Forking and saving
Two operations let you reuse a context's state across branches and across runs: fork() clones in O(1), and save() snapshots under a name. This page covers both. Read this after Pages.
Forks share KV pages correctly on the dummy, but each branch's next token is drawn independently — the parent and child diverge into unrelated random streams instead of producing related continuations from a shared prefix. The page-state machine is exercised faithfully; only the token semantics are absent.
Fork
ctx.fork() is a copy-on-write clone.
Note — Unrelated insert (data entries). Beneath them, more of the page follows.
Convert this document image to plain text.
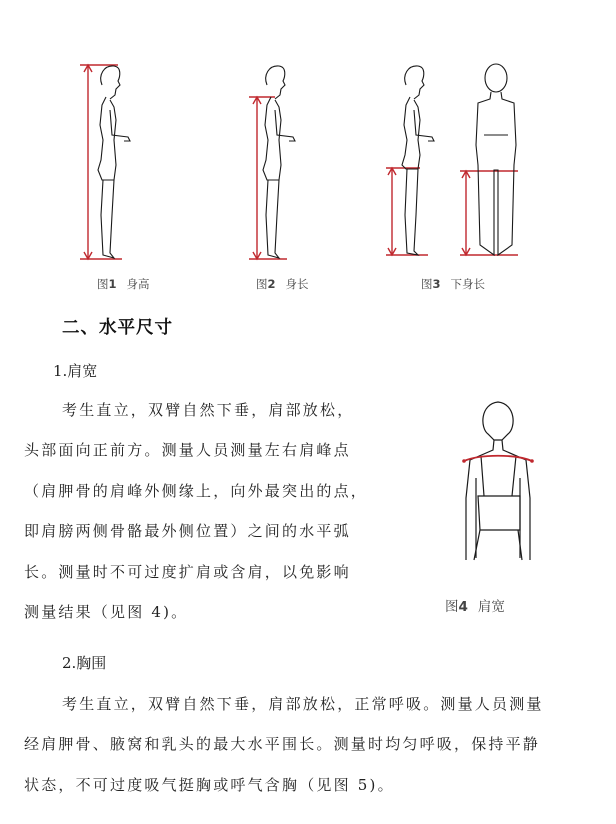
图1 身高	图2 身长	图3 下身长
二、水平尺寸
1.肩宽
考生直立，双臂自然下垂，肩部放松，
头部面向正前方。测量人员测量左右肩峰点
（肩胛骨的肩峰外侧缘上，向外最突出的点，
即肩膀两侧骨骼最外侧位置）之间的水平弧
长。测量时不可过度扩肩或含肩，以免影响
测量结果（见图 4)。	图4 肩宽
2.胸围
考生直立，双臂自然下垂，肩部放松，正常呼吸。测量人员测量
经肩胛骨、腋窝和乳头的最大水平围长。测量时均匀呼吸，保持平静
状态，不可过度吸气挺胸或呼气含胸（见图 5)。
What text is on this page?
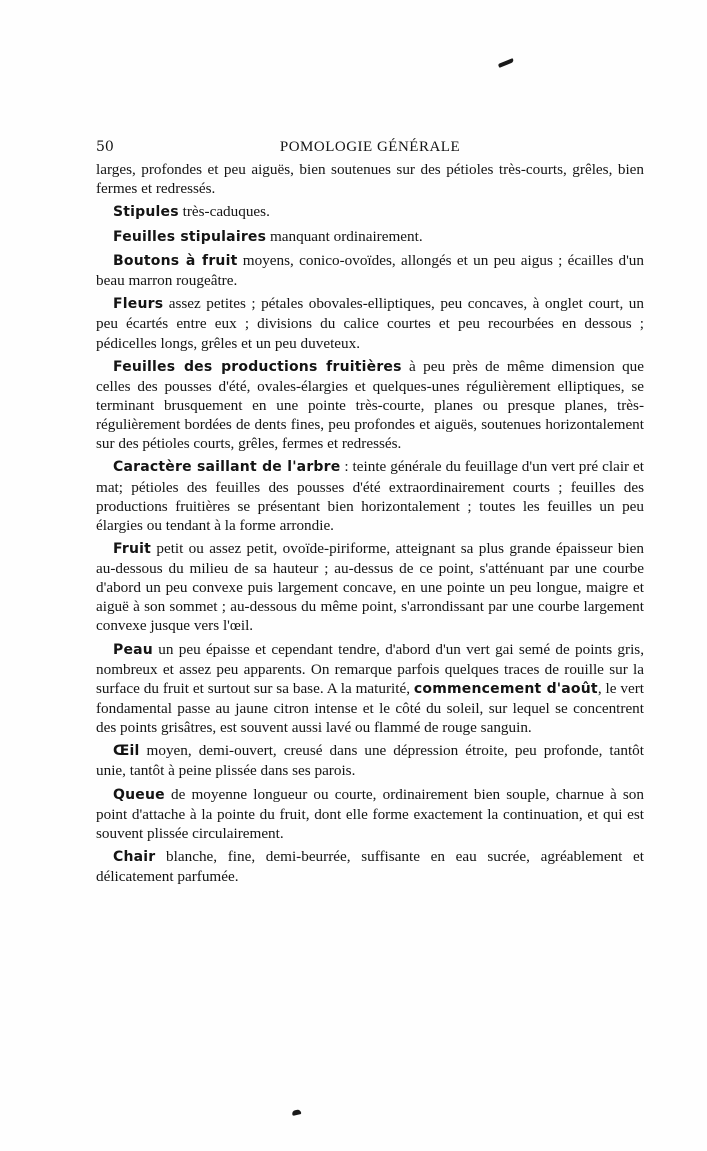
50	POMOLOGIE GÉNÉRALE

larges, profondes et peu aiguës, bien soutenues sur des pétioles très-courts, grêles, bien fermes et redressés.

Stipules très-caduques.

Feuilles stipulaires manquant ordinairement.

Boutons à fruit moyens, conico-ovoïdes, allongés et un peu aigus ; écailles d'un beau marron rougeâtre.

Fleurs assez petites ; pétales obovales-elliptiques, peu concaves, à onglet court, un peu écartés entre eux ; divisions du calice courtes et peu recourbées en dessous ; pédicelles longs, grêles et un peu duveteux.

Feuilles des productions fruitières à peu près de même dimension que celles des pousses d'été, ovales-élargies et quelques-unes régulièrement elliptiques, se terminant brusquement en une pointe très-courte, planes ou presque planes, très-régulièrement bordées de dents fines, peu profondes et aiguës, soutenues horizontalement sur des pétioles courts, grêles, fermes et redressés.

Caractère saillant de l'arbre : teinte générale du feuillage d'un vert pré clair et mat; pétioles des feuilles des pousses d'été extraordinairement courts ; feuilles des productions fruitières se présentant bien horizontalement ; toutes les feuilles un peu élargies ou tendant à la forme arrondie.

Fruit petit ou assez petit, ovoïde-piriforme, atteignant sa plus grande épaisseur bien au-dessous du milieu de sa hauteur ; au-dessus de ce point, s'atténuant par une courbe d'abord un peu convexe puis largement concave, en une pointe un peu longue, maigre et aiguë à son sommet ; au-dessous du même point, s'arrondissant par une courbe largement convexe jusque vers l'œil.

Peau un peu épaisse et cependant tendre, d'abord d'un vert gai semé de points gris, nombreux et assez peu apparents. On remarque parfois quelques traces de rouille sur la surface du fruit et surtout sur sa base. A la maturité, commencement d'août, le vert fondamental passe au jaune citron intense et le côté du soleil, sur lequel se concentrent des points grisâtres, est souvent aussi lavé ou flammé de rouge sanguin.

Œil moyen, demi-ouvert, creusé dans une dépression étroite, peu profonde, tantôt unie, tantôt à peine plissée dans ses parois.

Queue de moyenne longueur ou courte, ordinairement bien souple, charnue à son point d'attache à la pointe du fruit, dont elle forme exactement la continuation, et qui est souvent plissée circulairement.

Chair blanche, fine, demi-beurrée, suffisante en eau sucrée, agréablement et délicatement parfumée.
Committed pages are shared between parent and child; only working pages and any new tokens the child writes cost extra memory.
- Rust
- Python
- JavaScript
let mut child = ctx.fork()?;
child.user("Compare Rust and Python in one sentence.").cue();
let reply = child.generate(sampler).max_tokens(256).collect_text().await?;
child = ctx.fork()
child.user("Compare Rust and Python in one sentence.").cue()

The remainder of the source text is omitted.